Some people had hoped, after months of hype and the pedigree of director Duncan Jones (Moon, Source Code), that Warcraft might break the long and storied Curse Of Bad Video Game Movies. I have some sad news for those people. Maybe video game adaptations were just never meant to be.
This post originally appeared May 24, 2016. We’ve bumped it up because the movie comes out today.
Warcraft, which comes out June 10, is a whirlwind of CGI effects and snazzy costumes that never quite coalesces into a watchable film. Longtime fans of the series might get a kick out of seeing the likes of Medivh (Ben Foster) and Durotan (Toby Kebbell) played by Hollywood actors, but it’s tough to get invested in a movie that feels so soulless. Warcraft has very few redeeming qualities. The performances are mediocre, the writing is full of cliches, and the editing is confusing when it’s trying to be clever. (Both the orcs and humans speak real-life English, but the movie attempts to persuade us, by means of a clumsy transition halfway through the film, that the orcs are actually speaking their own language. It’s not very good.)
The fundamental flaw in Warcraft is the same flaw we find in most video game movies: It takes itself too seriously. These games are set in a world full of in-jokes and surreal humor, one that’s inhabited by a race of giant panda bears because the developers at Blizzard really liked one of their own April Fool’s jokes. Even when the Warcraft games get dark, and they do get dark, they’ve always been adept at having fun with their players. The film does no such thing. If only this movie had the charm of a Warcraft unit who’s been clicked too many times.
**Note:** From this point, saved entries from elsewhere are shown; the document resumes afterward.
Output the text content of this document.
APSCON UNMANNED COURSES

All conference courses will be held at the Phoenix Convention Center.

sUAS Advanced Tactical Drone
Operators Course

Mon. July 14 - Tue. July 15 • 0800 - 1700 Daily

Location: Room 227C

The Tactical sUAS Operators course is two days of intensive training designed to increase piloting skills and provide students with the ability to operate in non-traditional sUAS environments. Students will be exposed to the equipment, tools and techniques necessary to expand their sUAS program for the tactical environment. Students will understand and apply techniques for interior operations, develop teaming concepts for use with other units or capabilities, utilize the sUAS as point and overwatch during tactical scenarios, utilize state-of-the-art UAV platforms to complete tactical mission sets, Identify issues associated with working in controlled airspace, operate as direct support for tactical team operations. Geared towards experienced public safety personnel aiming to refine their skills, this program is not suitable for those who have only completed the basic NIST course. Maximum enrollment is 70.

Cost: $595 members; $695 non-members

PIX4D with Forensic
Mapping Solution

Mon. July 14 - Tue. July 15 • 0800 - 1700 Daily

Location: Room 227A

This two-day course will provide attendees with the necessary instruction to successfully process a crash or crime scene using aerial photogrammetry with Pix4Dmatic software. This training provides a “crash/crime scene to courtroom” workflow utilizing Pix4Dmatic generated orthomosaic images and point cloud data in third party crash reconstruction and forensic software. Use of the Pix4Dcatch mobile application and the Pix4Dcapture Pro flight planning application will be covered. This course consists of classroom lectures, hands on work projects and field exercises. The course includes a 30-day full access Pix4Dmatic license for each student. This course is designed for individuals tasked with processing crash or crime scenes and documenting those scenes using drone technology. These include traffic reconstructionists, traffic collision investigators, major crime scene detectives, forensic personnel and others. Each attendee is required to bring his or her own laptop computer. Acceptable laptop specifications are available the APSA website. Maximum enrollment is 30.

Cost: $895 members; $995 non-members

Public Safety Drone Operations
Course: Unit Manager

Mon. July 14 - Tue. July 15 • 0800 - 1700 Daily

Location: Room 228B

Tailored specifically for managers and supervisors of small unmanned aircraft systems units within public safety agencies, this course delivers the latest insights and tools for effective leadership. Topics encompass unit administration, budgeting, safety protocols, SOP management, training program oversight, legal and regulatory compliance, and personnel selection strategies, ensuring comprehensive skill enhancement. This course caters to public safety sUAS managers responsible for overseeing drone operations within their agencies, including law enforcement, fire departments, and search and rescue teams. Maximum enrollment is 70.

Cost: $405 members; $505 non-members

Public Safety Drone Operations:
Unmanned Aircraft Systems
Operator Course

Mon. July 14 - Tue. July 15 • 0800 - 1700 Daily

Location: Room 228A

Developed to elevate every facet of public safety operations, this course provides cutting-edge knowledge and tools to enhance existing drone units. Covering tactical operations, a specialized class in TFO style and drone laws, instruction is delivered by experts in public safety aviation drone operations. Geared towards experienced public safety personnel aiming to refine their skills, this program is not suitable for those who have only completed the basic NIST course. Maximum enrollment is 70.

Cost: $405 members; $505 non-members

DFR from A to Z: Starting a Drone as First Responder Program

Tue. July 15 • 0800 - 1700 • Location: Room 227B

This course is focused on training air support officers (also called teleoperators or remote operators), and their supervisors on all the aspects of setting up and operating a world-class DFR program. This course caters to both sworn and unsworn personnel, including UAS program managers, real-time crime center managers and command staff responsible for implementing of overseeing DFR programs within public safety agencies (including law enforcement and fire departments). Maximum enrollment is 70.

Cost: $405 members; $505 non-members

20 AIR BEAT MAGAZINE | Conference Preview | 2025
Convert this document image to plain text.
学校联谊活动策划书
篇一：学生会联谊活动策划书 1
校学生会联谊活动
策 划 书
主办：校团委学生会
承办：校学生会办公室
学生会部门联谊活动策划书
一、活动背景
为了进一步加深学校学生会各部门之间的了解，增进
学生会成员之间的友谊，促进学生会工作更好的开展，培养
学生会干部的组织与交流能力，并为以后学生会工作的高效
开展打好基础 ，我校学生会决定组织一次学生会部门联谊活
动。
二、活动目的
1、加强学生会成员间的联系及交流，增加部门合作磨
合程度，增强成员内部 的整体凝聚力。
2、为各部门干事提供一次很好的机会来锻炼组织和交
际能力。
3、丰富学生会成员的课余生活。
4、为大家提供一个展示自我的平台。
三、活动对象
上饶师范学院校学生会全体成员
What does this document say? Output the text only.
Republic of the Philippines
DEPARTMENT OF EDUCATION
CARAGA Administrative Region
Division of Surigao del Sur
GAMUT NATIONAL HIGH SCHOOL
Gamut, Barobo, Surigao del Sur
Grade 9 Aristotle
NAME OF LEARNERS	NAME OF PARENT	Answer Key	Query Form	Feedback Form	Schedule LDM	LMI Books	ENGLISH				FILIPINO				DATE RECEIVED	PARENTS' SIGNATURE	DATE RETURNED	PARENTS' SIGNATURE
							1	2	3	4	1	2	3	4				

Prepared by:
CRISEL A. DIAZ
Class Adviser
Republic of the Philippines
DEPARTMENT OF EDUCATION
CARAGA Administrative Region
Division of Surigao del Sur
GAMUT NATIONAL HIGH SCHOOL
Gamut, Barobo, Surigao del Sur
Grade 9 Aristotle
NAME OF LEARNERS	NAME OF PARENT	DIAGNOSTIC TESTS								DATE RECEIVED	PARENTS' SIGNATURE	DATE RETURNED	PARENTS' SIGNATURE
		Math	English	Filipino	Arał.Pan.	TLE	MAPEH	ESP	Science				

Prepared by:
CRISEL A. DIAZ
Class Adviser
In case you’re curious: I’ve played through all three main Warcraft games and went on a WoW kick back in 2005. I was the guy at the screening who knew who Thrall was and who most certainly recognized that the creature who popped up for a second in that one swamp was a murloc. I could tell you the difference between a Death Knight and a Lich King and I have many fond memories of destroying fools with my Night Elf army. So I should be the ideal target audience for a movie like Warcraft, one that tries to turn the story of the First War between orcs and humans into a summer blockbuster.
Yet I just couldn’t buy in. Maybe the premise was flawed from the start. Warcraft opens with a shot of the vicious orc Horde, all teeth and screams, as it introduces us to Durotan and his pregnant wife. In just a few minutes we’re zipping through so many cities—Ironforge, Stormwind, Dalaran—that even for a Warcraft buff it might be tough to keep things straight. Rather than give some breathing room to Durotan and his human counterpart, Anduin Lothar (Travis Fimmel), Warcraft insists on introducing character after character, none of them pleasant. There’s Callan (Burkely Duffield), Lothar’s plot device of a son. There’s the bumbling mage Khadgar (Ben Schnetzer), who is far more interesting in the games. There’s the Guardian Medivh, whose motives and actions are never quite clear. There’s a king, a queen, some knights. There are a bunch of orcs who get a lot of screen time that could’ve gone toward actual character development. There are too many characters, too many subplots, and not nearly enough reasons to care about them all.
And then there’s Garona (Paula Patton), whose fangs are so utterly silly that they often distract from her performance, which is just as ridiculous. Warcraft devotes many minutes to Garona: her enslavement at the hands of her own people; her snarling threats; her unconvincing romantic trist with the main character. Her character, a half-orc, half-human* warrior who seems destined to bring peace to the two races, is poorly crafted and kind of a drag to watch. A stronger actress could have helped made Garona more compelling, but with so many factors working against her, even that might not have worked. She is unabashedly dull.
Even the nasty warlock Gul’dan (Daniel Wu), easily the most compelling character in the film, never quite lives up to his video game pedigree. He spends most of his time draining the souls out of his prisoners’ bodies, which is fun to watch, but he never feels threatening. The stakes are never really there. Warcraft spends very little time trying to convince the audience why anyone should care that Gul’dan and his orcs are invading the world of humans, or why it even matters.
Rather than tapping into the goofy core that makes a game like World of Warcraft interesting, the Warcraft movie aims for grittiness, missing the mark quite a bit. It just doesn’t work. The lore is too campy. This is a world where a mage’s most popular spell transforms his enemies into sheep, yet Warcraft acts as if it’s a green-screen version of Game of Thrones. At my theater, the biggest laughs came not from the occasional bouts of slapstick comedy but from the miserable archmages of Dalaran, whose CGI-enhanced eyes look especially absurd when you’re supposed to take them seriously.
I had hoped Warcraft would at a minimum be entertaining, but really, I’ve had more enjoyable two-hour sessions wiping on Molten Core. At least the armor looks good.